Here are some key stats from the latest Australian Charities Report (which covers the 2020 reporting period):

• Charity revenue rose to $176 billion — up by more than $10 billion on the previous period

• Donations rose by 8% to $12.7 billion

• Revenue from government rose to $88.8 billion — up $10.7 billion on the previous period, accounting for 50.4% of total revenue  

• Other major revenue sources were goods and services (32.5%) and donations or bequests (7.2%)  

• The 50 largest charities by revenue accounted for 33% of total sector revenue

• Expenses increased by $10.2 billion

• Charities employed 10.5% of all employees in Australia — 1.38 million people

• There was a rise in the proportion of full and part-time employees and a decrease in casual staff

• Education charities employed the most staff — more than 330,000

• 51% of charities reported no paid staff

• Volunteer contribution was high with 3.4 million volunteers, but decreased by 220,000 on the previous period

• Environment charities reported the most volunteers — 810,000

• Approximately half of the sector’s expenses were employee expenses


Return on Gifts in Wills investment is 8.5 times that of Direct Marketing
(Individual Giving ex Major Gifts)


(Source:The Benchmarking Project Essentials Report 2022)

Breaking the pattern

Would you like a piece of iconic Australian art in your pocket or on you home device while also helping to support some of our most vulnerable members of society? That’s what Lighthouse Foundation was counting on when they partnered with Australian artists Ken Done, David Booth and Rachel Castle to create a campaign that uses art to help spread awareness and break the pattern of youth homelessness.

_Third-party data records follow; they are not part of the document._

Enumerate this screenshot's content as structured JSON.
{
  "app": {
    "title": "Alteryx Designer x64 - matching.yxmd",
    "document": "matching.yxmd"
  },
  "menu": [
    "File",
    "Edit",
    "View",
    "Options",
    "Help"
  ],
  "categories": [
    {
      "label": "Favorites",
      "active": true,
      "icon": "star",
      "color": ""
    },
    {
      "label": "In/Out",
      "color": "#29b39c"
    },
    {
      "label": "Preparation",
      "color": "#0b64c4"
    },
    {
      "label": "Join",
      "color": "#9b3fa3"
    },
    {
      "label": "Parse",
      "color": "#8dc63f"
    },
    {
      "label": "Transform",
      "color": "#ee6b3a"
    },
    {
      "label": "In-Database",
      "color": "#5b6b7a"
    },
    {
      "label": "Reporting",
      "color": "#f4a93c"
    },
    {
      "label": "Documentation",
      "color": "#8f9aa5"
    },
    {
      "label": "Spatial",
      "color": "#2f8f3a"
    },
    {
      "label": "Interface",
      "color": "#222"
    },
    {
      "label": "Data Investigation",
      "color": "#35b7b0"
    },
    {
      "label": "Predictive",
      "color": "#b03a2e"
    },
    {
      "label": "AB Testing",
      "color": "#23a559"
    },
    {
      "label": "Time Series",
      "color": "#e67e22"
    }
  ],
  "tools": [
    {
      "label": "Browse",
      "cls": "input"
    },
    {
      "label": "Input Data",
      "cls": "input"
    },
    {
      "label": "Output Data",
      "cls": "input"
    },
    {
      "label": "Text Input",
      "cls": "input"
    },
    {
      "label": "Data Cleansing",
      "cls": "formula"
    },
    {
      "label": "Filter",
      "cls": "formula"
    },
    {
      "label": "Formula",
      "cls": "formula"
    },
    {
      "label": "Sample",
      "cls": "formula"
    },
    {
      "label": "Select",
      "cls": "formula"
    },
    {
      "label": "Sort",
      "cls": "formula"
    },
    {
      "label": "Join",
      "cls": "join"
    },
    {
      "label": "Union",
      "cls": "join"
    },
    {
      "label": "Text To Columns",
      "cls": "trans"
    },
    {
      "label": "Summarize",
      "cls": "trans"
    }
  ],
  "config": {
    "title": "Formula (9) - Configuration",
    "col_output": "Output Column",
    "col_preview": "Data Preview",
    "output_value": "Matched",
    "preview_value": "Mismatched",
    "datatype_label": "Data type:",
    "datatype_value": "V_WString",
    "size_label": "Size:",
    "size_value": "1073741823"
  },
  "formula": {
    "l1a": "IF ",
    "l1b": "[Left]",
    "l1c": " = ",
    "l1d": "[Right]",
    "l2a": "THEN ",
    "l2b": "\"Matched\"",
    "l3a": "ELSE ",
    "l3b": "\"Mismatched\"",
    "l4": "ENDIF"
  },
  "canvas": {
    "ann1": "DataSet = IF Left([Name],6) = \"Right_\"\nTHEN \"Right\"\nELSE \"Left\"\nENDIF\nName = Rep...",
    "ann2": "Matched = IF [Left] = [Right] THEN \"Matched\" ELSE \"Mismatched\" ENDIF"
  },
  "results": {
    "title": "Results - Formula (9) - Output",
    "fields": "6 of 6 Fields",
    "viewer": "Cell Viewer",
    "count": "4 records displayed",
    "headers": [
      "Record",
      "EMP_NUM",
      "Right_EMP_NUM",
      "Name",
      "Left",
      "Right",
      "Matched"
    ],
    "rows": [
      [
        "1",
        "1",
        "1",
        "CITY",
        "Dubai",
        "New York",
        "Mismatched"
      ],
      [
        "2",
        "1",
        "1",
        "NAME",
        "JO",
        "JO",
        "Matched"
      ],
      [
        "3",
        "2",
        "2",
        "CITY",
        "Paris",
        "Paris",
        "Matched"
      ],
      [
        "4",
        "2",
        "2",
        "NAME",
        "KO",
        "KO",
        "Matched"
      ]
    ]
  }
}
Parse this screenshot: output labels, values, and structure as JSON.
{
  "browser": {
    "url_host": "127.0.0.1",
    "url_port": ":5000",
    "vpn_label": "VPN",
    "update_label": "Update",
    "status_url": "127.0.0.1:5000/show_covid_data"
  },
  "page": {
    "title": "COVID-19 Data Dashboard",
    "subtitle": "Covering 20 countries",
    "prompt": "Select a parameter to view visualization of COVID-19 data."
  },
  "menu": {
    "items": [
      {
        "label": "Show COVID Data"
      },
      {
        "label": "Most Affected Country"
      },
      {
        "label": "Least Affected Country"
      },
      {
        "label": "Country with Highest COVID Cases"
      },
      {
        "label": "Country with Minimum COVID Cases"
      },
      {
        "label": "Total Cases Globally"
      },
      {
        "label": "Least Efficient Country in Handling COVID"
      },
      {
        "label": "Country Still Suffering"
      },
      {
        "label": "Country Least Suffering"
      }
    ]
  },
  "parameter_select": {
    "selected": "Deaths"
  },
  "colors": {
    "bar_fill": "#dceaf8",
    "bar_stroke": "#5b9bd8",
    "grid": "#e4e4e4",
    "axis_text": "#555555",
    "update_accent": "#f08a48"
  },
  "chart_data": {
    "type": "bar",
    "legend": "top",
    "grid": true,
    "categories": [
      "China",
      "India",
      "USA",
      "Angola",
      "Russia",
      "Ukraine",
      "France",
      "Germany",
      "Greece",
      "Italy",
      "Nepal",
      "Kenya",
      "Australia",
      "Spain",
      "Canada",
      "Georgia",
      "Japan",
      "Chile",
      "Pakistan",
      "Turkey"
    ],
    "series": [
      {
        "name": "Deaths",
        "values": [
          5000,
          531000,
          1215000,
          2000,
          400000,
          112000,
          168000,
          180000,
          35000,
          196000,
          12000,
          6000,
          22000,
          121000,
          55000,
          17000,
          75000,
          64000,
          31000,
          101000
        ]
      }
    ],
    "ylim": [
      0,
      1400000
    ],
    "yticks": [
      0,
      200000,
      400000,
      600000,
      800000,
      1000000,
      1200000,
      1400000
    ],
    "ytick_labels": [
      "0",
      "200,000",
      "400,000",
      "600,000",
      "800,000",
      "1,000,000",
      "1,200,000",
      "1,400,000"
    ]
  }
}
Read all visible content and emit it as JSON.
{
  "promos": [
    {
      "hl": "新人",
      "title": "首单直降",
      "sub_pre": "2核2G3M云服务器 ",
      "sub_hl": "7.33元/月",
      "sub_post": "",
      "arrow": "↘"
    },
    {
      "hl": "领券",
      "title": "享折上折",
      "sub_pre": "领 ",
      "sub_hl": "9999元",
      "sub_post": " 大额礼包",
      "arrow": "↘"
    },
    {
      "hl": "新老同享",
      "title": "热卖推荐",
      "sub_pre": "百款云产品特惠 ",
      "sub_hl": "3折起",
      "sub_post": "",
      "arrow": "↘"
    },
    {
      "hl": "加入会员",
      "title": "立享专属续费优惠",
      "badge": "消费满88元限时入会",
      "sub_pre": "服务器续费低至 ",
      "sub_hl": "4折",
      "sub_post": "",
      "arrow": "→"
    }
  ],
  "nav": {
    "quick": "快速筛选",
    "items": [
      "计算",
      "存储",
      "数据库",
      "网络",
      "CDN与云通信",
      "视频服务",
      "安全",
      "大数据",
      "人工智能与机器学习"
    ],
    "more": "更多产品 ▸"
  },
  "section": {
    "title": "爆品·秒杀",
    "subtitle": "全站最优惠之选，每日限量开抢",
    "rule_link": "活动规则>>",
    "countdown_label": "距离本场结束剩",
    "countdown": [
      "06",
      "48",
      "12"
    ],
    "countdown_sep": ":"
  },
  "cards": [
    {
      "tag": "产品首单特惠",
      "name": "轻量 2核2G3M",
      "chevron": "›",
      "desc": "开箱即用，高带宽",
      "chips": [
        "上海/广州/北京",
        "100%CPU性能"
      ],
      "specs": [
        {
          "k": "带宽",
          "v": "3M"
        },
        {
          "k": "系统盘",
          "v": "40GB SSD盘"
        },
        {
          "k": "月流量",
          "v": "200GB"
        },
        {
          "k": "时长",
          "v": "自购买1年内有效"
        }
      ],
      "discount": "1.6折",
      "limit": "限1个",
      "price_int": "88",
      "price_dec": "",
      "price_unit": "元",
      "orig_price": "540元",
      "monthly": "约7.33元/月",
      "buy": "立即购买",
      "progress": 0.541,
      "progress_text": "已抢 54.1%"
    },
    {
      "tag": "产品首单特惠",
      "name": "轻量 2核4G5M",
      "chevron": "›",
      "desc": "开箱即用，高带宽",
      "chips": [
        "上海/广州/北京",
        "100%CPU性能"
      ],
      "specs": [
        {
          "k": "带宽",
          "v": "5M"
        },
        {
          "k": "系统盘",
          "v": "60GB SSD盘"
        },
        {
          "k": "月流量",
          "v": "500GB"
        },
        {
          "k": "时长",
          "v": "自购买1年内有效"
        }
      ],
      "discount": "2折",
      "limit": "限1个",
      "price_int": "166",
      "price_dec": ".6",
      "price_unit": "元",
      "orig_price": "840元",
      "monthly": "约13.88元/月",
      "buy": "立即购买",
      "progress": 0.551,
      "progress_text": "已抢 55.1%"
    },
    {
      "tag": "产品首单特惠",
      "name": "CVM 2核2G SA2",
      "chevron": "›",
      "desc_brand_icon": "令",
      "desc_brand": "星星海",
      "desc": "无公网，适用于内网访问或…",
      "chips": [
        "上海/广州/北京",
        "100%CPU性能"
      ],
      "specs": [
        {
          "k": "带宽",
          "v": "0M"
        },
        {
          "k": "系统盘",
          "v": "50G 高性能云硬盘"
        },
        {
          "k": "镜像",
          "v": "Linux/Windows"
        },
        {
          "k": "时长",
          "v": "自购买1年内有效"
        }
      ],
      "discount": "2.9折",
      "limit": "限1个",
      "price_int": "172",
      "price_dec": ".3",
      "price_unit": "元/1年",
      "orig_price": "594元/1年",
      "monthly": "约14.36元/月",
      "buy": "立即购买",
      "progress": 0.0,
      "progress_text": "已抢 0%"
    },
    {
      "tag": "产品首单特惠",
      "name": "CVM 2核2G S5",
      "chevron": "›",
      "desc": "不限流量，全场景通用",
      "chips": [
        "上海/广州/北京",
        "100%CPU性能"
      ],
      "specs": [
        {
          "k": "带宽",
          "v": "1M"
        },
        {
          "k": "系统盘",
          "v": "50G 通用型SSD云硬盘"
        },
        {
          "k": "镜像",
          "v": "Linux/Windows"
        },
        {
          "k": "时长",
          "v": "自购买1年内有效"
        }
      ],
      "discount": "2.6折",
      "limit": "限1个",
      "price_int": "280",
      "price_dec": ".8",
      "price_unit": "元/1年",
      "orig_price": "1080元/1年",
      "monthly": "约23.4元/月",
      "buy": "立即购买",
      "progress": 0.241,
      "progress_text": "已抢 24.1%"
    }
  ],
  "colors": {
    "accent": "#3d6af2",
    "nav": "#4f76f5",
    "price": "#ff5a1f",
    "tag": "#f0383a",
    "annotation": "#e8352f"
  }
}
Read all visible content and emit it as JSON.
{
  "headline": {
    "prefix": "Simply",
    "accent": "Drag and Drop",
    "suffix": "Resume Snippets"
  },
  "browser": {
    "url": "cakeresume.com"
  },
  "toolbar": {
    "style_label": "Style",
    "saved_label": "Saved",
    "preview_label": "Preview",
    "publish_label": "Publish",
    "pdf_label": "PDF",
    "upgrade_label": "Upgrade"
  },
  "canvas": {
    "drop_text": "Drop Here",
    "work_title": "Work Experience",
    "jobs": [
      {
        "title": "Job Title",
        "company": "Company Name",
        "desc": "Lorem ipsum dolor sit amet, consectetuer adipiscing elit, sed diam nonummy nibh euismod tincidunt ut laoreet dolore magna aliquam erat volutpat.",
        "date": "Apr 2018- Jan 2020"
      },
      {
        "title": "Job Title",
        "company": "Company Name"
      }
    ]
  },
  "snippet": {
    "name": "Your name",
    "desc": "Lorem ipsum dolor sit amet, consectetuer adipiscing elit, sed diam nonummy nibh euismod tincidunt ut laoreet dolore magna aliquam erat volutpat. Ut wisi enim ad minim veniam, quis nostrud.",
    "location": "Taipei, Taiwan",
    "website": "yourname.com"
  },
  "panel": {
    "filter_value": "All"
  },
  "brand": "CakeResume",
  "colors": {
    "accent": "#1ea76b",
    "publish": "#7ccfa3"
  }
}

Starting at $2, supporters are able to download and display the digital artworks as limited-edition phone, tablet, computer and social media backgrounds and screensavers. 

Amplify launches to assist grant making 

Amplify is a new capacity building service for Australia’s Private Ancillary Fund (PAF) sector that allows funds to engage in more flexible and ambitious philanthropy while strictly adhering to distribution rules and requirements.

Developed by Creative Partnerships Australia in partnership with the Tim Fairfax Family Foundation, Amplify engages the Australian Cultural Fund, an existing national fundraising platform established by the Commonwealth Government, and provides administrative and operational support to Australia’s PAF sector to assist in distributing funds to arts and culture. Amplify allows PAFs to increase the flexibility and eligibility of their funding, finding unique solutions to help achieve meaningful and impactful grant-making.

Funding to non-DGR recipients Amplify allows PAFs to fund individual artists and organisations without DGR status, providing greater flexibility in funding options and allowing PAFs to direct funds where they are needed most within the arts and cultural sector.

Grant management and administrative services Amplify provides PAFs with a trusted and efficient way to approach giving to the arts. The Australian Cultural Fund offers resources that provide structure to grant-making activity and allow PAFs to utilise best-practice processes without needing to develop them from the ground-up.

Multi-year funding By using Amplify, PAFs can fulfil their annual distribution requirements in one donation to the Australian Cultural Fund, which can then be distributed to recipient organisations over several years, signalling an alignment with global trends in philanthropy towards multi-year and unrestricted grant-making to build capacity and sustainability for the arts and cultural sector.